I had read a lot of conversations, and to be honest it's quite confusing for me the risk acceptance to have AGPL code in my codebase.
- Postgres: similar to MIT and BSD license
- Tantivy (via pg_search): MIT
- pgvector: Postgres license, similar to MIT
- DuckDB (via pg_analytics): MIT
- CloudNativePG: Apache-2.0
- pg_cron: Postgres license, similar to MIT
- pg_ivm: Postgres license, similar to MIT
When you talk about traction I wonder how many external contributors are you getting ?
Many developers don’t like to have their freedom to steal to be restricted by such strong terms as those imposed by the AGPL. And that’s a good thing for you, my fellow maintainers. It’s also a great thing for you, dear end-users.
As an analogy it's as if someone was selling you a new car, but neglected to tell you that it doesn't come with a steering wheel or tires.
Be transparent and tell the whole story, don't be sneaky.
TL;DR: Data-plane Apache 2.0, control-plane BSL.

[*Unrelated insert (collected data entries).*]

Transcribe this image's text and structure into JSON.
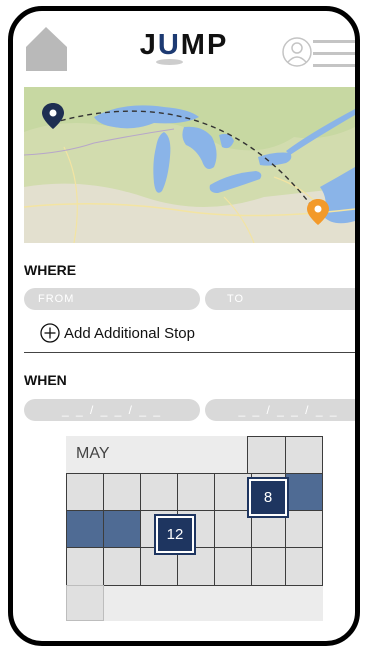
{
  "app": {
    "logo_left": "J",
    "logo_mid": "U",
    "logo_right": "MP"
  },
  "icons": {
    "home": "home-icon",
    "profile": "profile-icon",
    "menu": "hamburger-menu-icon",
    "add": "plus-circle-icon",
    "origin_pin": "map-pin-icon",
    "destination_pin": "map-pin-icon"
  },
  "colors": {
    "brand": "#1d3a72",
    "origin_pin": "#1e2f52",
    "destination_pin": "#f39a2a",
    "selected_day": "#1e3560",
    "range": "#4f6b94"
  },
  "where": {
    "label": "WHERE",
    "from_placeholder": "FROM",
    "to_placeholder": "TO"
  },
  "add_stop": {
    "label": "Add Additional Stop"
  },
  "when": {
    "label": "WHEN",
    "start_placeholder": "_ _ / _ _ / _ _",
    "end_placeholder": "_ _ / _ _ / _ _"
  },
  "calendar": {
    "month": "MAY",
    "start_day": "8",
    "end_day": "12"
  }
}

Being such a core component, we want developers to be completely comfortable integrating and deploying the Spice runtime in their applications and services, as well as running Spice in their own infrastructure.
In addition, Spice OSS is built on other great open-source projects like DataFusion and Arrow, both Apache 2.0, and DuckDB (MIT), so being permissively licensed aligns with the fundamental technologies and communities it's built upon.
We expect to release specific enterprise control-plane services, such as our Kubernetes Operator under a license such as BSL.
After reading the rational for v2 for the Linux kernel, Ive always found v3 a bit off putting.
If you need to patch anything due to local requirements like the auth system you need to publish it which doesn't make sense at all.